Host of ‘vile, racist’ podcast to be sentenced for stirring up hatred
James Allchurch, 51, from Pembrokeshire, Wales, ran the Radio Aryan podcast.
A white-supremacist podcast host is to be sentenced after stirring up racial hatred on his “vile” show Radio Aryan.
James Allchurch, 51, from Pembrokeshire, Wales, was convicted by a jury in March following a trial at Swansea Civic Centre.
The self-proclaimed “avowed racist” and Adolf Hitler supporter will appear in court on Monday after he was found guilty of 10 out of 15 counts of distributing audio material to stir up racial hatred over a two-year period.
He was warned he faces years in prison over the recordings by Judge Huw Rees who described them as “a stain on humanity”.
Each charge related to a separate episode uploaded by Allchurch between May 17 2019 and March 18 2021 to a public website called Radio Aryan, which was later renamed Radio Albion.
Guests on the show included convicted National Action co-founder Alex Davies, from Swansea, who was jailed at Winchester Crown Court in June last year for being a member of a banned far-right organisation.
A number of other known extremists from the UK and US also featured on the podcast talking to Allchurch, who went by the alias Sven Longshanks – a reference to King Edward I who was also known as Edward Longshanks and was responsible for expelling Jewish people from England in 1290.

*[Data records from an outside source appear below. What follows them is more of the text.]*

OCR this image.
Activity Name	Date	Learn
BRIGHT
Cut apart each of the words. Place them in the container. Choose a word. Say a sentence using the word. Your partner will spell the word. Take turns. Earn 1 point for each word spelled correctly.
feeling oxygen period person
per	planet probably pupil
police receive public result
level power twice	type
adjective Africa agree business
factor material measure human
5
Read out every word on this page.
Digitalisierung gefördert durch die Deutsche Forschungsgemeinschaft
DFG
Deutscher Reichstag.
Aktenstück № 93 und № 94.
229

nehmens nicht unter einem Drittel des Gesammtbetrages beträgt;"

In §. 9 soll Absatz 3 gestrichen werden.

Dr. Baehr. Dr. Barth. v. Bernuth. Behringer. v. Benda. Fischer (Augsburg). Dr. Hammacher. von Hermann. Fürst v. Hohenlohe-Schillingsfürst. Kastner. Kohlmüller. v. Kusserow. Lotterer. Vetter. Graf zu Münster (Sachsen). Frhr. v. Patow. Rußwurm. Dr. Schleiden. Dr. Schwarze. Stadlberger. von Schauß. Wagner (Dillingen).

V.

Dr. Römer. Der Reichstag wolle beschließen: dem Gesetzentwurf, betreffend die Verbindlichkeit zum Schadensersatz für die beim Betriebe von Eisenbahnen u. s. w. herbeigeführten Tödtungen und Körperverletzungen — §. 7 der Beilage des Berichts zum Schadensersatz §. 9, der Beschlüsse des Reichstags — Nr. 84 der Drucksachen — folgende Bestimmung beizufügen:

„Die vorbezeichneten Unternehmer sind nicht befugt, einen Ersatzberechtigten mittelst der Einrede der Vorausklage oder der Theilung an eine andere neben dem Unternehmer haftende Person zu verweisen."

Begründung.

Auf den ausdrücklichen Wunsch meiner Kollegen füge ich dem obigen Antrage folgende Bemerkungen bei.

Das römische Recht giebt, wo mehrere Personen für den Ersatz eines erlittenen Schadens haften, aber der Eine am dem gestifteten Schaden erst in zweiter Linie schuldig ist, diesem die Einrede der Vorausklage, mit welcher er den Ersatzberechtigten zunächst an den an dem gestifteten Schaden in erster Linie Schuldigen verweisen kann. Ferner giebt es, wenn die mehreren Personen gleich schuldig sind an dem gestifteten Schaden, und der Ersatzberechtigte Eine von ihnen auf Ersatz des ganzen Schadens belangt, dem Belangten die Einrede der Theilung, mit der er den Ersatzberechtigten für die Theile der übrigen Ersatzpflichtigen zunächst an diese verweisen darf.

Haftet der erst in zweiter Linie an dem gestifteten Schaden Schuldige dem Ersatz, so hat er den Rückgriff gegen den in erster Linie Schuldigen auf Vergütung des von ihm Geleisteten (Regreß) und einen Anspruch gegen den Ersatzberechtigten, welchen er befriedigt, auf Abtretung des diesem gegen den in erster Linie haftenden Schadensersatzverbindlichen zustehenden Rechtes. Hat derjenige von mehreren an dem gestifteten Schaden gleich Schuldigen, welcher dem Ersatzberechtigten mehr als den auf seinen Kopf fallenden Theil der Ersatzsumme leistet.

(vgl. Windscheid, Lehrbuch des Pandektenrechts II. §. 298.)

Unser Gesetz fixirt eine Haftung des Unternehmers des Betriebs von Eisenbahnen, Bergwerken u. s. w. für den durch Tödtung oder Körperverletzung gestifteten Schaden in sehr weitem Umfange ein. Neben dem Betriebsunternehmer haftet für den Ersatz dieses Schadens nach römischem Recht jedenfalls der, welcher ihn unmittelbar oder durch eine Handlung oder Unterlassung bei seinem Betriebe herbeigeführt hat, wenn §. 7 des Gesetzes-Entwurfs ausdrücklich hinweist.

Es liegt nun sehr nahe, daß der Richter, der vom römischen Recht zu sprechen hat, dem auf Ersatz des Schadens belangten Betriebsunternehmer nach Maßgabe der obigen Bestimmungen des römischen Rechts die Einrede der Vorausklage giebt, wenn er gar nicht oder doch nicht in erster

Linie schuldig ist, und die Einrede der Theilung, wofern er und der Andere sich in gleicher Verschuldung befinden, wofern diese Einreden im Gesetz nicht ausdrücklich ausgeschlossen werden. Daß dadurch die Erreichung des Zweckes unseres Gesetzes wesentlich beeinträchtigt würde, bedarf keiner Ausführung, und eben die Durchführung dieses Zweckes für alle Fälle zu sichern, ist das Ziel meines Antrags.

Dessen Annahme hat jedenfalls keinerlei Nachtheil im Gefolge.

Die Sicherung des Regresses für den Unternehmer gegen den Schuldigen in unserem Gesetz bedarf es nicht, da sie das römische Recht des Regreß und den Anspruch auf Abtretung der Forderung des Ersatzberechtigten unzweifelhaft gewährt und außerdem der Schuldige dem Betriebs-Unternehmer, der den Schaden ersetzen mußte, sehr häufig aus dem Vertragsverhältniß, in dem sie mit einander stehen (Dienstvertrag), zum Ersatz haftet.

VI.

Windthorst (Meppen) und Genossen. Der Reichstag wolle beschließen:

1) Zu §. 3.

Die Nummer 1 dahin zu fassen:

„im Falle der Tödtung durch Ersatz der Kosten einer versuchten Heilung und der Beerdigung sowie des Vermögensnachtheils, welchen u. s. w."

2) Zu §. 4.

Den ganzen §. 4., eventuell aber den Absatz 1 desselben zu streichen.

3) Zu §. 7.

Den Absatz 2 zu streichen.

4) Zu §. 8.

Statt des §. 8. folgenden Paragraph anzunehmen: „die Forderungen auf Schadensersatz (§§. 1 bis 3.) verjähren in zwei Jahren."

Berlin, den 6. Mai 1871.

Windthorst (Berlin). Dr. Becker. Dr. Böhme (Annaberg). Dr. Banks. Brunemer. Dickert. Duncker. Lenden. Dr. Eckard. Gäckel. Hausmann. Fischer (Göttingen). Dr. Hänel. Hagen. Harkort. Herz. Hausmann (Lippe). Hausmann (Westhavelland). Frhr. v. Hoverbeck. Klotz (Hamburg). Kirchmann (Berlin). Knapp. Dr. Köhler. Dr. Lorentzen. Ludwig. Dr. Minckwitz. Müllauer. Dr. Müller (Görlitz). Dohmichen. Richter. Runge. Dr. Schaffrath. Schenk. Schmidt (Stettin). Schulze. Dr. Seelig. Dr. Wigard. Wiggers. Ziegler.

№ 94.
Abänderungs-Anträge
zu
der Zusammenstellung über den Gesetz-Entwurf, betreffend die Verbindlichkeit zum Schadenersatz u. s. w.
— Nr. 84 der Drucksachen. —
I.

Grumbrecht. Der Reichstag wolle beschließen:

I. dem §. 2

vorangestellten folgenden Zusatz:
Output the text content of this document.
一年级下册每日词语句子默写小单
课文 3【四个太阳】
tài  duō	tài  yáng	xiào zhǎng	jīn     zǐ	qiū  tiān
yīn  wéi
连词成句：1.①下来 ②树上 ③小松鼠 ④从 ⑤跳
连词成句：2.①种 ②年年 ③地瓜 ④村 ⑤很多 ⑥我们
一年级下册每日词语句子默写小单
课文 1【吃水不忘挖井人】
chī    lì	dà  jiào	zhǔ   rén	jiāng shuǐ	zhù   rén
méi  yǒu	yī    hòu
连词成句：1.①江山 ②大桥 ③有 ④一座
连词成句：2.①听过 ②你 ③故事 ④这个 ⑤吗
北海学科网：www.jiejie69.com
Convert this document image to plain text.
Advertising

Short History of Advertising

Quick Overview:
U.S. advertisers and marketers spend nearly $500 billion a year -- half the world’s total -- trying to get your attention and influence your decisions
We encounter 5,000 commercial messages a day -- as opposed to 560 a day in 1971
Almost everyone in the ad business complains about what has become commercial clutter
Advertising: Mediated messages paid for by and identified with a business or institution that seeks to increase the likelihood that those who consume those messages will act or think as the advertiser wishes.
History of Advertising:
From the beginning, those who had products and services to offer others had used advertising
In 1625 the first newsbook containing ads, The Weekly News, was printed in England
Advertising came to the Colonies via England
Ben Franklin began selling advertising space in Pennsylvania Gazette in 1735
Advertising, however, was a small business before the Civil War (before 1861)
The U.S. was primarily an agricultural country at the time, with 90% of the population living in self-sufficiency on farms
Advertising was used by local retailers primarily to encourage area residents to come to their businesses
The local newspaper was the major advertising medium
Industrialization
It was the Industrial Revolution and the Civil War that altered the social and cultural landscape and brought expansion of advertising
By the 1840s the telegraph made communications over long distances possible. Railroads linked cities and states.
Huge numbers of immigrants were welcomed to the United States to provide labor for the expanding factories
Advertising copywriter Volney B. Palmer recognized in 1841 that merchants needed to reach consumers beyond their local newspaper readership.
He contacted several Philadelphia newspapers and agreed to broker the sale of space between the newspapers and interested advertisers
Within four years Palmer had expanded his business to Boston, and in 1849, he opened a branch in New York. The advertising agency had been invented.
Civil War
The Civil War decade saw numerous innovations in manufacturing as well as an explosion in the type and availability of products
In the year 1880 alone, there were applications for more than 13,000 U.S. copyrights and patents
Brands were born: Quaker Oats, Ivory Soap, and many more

During the trial, the jury listened to a total of around nine hours of recordings in which Allchurch and his guests can be repeatedly heard using extreme racial slurs and propagating racist ideology while discussing topics such as grooming gangs, immigration, slavery and crime.
Prosecutor Jonathan Rees KC described the audio files as “highly racist, antisemitic and white supremacist in nature”.
Mr Rees said: “The very purpose of Radio Aryan was to spread his propaganda about racial conflict.”
Allchurch denied the podcast had encouraged hatred or racial violence.
Giving evidence, Allchurch told the jury his use of racial slurs was not intended to cause offence, and that he believed he was using “accurate terminology”.
He also claimed his audience was “other nationalists who, at the time, used similar or worse terminology”.
The court heard how Allchurch was arrested by officers at his home on December 17 2019.
He told the police he was disabled and unable to work, and that he spent up to 12 hours a day creating the podcast episodes and maintaining his website, which accepted donations via a Bitcoin link.
He claimed not to be a member of a proscribed far-right organisation.
After the jury returned their verdict, Judge Rees said: “The language the jury has had to put up with is vile language, and it is unacceptable in my view that anybody should wish to express themselves in this way.
“What I have heard over the last fortnight I regard as a stain on humanity.”
He told Allchurch, who has remained on bail until his sentencing hearing, that he should expect a sentence of immediate imprisonment.